SPEAKING OF MARIA BLANCHARD...Some MORE


On January 9th, I received an email that began, "My name is Gloria Crespo. I am a Spanish journalist and have been researching on Maria Blanchard for years. I have just recently finished a documentary film on her and now I am working on her written biography. Today I have found on the Internet a text about your poems on her...."
This was great news to me. As I have chronicled in an essay titled "Speaking of Maria Blanchard," for the online journal Wordgathering, I have been trying to write about Blanchard for nearly 25 years. When I began, there was little available to me on her life or images, but the few scraps I could find, buried in biography footnotes and blotchy black and white photocopies of prints from interlibrary loans, intrigued me. More recently, as my essay chronicles, I have actually gotten to see one Blanchard painting and many prints. And since receiving Crespo’s email, I have been able to find more moving information about and images by this great Spanish artist.

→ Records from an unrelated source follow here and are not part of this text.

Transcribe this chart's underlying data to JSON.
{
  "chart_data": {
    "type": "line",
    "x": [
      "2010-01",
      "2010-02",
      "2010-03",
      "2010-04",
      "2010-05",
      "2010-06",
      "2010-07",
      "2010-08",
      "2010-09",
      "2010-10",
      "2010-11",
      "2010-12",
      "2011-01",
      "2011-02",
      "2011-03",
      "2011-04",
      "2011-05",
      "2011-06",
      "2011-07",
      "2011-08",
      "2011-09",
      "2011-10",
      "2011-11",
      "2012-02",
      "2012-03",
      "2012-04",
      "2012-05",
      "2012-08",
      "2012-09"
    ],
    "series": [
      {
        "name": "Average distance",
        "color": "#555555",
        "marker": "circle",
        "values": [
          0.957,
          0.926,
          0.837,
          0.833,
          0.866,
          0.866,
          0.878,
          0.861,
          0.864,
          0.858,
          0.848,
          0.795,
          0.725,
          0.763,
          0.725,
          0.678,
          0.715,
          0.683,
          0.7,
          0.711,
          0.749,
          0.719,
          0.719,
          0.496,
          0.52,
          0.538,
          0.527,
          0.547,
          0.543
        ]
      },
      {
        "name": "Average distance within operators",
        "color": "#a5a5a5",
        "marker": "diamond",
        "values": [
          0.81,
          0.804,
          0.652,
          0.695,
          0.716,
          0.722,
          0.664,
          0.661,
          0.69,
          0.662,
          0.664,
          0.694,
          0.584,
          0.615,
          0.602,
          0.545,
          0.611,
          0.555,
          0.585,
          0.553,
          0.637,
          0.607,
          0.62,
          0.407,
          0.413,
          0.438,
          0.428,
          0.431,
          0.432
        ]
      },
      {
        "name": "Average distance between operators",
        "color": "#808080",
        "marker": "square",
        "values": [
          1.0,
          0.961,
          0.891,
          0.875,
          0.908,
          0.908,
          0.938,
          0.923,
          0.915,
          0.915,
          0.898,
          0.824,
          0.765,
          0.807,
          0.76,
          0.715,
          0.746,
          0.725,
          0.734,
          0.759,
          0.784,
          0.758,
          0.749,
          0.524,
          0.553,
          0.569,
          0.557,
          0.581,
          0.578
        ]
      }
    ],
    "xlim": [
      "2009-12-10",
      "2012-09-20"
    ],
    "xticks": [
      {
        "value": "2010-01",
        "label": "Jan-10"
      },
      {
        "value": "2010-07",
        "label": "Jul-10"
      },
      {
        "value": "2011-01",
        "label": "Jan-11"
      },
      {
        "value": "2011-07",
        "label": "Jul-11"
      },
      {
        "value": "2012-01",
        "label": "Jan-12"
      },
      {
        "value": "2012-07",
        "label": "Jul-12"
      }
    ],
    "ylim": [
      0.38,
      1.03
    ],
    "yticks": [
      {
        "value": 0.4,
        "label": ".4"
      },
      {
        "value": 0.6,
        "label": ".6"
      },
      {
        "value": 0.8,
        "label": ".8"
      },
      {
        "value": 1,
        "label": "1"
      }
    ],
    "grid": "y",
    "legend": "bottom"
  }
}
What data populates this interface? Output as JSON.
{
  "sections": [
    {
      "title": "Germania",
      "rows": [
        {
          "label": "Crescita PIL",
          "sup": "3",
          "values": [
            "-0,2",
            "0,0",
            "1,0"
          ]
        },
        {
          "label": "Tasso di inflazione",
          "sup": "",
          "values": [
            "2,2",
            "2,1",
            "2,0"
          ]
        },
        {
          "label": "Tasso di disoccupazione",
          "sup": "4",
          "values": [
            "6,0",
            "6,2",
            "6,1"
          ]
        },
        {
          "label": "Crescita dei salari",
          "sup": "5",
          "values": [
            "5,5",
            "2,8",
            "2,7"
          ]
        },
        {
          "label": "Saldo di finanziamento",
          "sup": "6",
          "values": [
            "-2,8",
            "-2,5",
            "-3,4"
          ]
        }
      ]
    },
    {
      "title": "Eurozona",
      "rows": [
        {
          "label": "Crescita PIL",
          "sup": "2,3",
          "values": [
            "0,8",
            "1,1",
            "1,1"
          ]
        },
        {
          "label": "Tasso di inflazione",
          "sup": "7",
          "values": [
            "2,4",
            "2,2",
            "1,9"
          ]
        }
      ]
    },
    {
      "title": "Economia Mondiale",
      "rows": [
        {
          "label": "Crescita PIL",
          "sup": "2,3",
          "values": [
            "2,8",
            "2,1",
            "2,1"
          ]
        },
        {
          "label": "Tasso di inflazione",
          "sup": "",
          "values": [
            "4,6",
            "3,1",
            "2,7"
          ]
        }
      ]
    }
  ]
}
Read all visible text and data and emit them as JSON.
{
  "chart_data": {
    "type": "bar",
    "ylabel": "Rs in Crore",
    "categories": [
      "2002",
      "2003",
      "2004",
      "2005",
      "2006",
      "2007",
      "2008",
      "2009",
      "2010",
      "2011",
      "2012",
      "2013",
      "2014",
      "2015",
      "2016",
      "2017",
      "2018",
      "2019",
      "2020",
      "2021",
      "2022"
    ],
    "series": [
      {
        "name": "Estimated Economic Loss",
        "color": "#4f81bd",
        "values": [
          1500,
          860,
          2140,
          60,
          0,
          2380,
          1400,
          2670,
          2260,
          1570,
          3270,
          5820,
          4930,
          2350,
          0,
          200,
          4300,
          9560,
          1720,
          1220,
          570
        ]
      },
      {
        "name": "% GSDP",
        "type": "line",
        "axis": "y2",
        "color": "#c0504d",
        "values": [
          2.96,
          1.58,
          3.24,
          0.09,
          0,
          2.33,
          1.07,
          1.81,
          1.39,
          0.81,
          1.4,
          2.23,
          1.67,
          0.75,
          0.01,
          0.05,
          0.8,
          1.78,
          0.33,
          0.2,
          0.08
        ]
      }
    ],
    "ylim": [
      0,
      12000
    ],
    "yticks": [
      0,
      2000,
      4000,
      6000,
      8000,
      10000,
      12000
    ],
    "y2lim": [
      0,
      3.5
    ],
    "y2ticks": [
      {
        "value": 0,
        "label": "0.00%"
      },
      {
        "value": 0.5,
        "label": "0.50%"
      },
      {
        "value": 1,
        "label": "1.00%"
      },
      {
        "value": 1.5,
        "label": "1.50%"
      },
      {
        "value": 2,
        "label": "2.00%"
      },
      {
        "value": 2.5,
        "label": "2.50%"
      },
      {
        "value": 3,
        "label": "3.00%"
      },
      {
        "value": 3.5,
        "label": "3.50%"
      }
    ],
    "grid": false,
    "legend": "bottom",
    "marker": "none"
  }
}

In subsequent emails, Crespo has informed me that currently, an exhibit titled simply, “Maria Blanchard,” running till February 25, 2013, at the Queen Sofia Museum in Madrid hopes to recover the artist from oblivion. In the article, “Reclaiming Maria Blanchard,” the curator of the exhibit, Maria Jose Salazar, notes that Blanchard has been treated very unfairly. For just one example, on one canvas, Blanchard’s signature was erased and replaced with that of “Juan Gris,” her dear friend, but NOT the person who made the painting. Both gender and her disability worked against her in her time and in the decades following. For 2012, the 80th anniversary of her death, many in Spain set about trying to give this brave, talented woman her due.
In addition to paintings, three letters have been discovered recently, which Crespo has written about for El Pais. But Crespo’s big contribution to Blanchard’s legacy is a one-hour documentary film about Blanchard, a clip of which can be viewed on YouTube, “26, Rue de Depart.” Crespo is looking at the investment of time and money it would take to make the film available in the U.S.—subtitling, copyright, and other issues and tasks—which may prove daunting while she works on the Blanchard book.
I think Americans would show much interest in the film about this fascinating woman and talented artist. When I posted about Blanchard last week on Facebook, my friend Maria Bonnett said she really enjoyed viewing the Blanchard images now available online. A midwife for many years, Bonnett also reminded me that the story of Maria’s mother’s fall from a horse was probably the sort of blame-the-mother tactic that was used for generations of children with congenital defects, and I am sorry to have repeated it. I do agree with an online poster who has suggested that the effect of Blanchard’s kyphosis on her work and reputation would be a rich area for disability studies.
Dartmouth University, as far as I know now, has the only Blanchard painting in the U.S. (I have tried to see it, but the painting hasn’t been available when I am, and vice versa.)
Having written about Frida Kahlo for years, too, I find both women fascinating and admirable in the excellence they achieved despite debilitating pain and disability, but the more I come to know about Blanchard, the more I admire how she went it alone, and, as I have written elsewhere, how she did not become the maidservant to the famous male artists around her, as many of the women artists of the time did. That stubbornness may have cost her some fame in her time, so now we must see to her legacy in our time.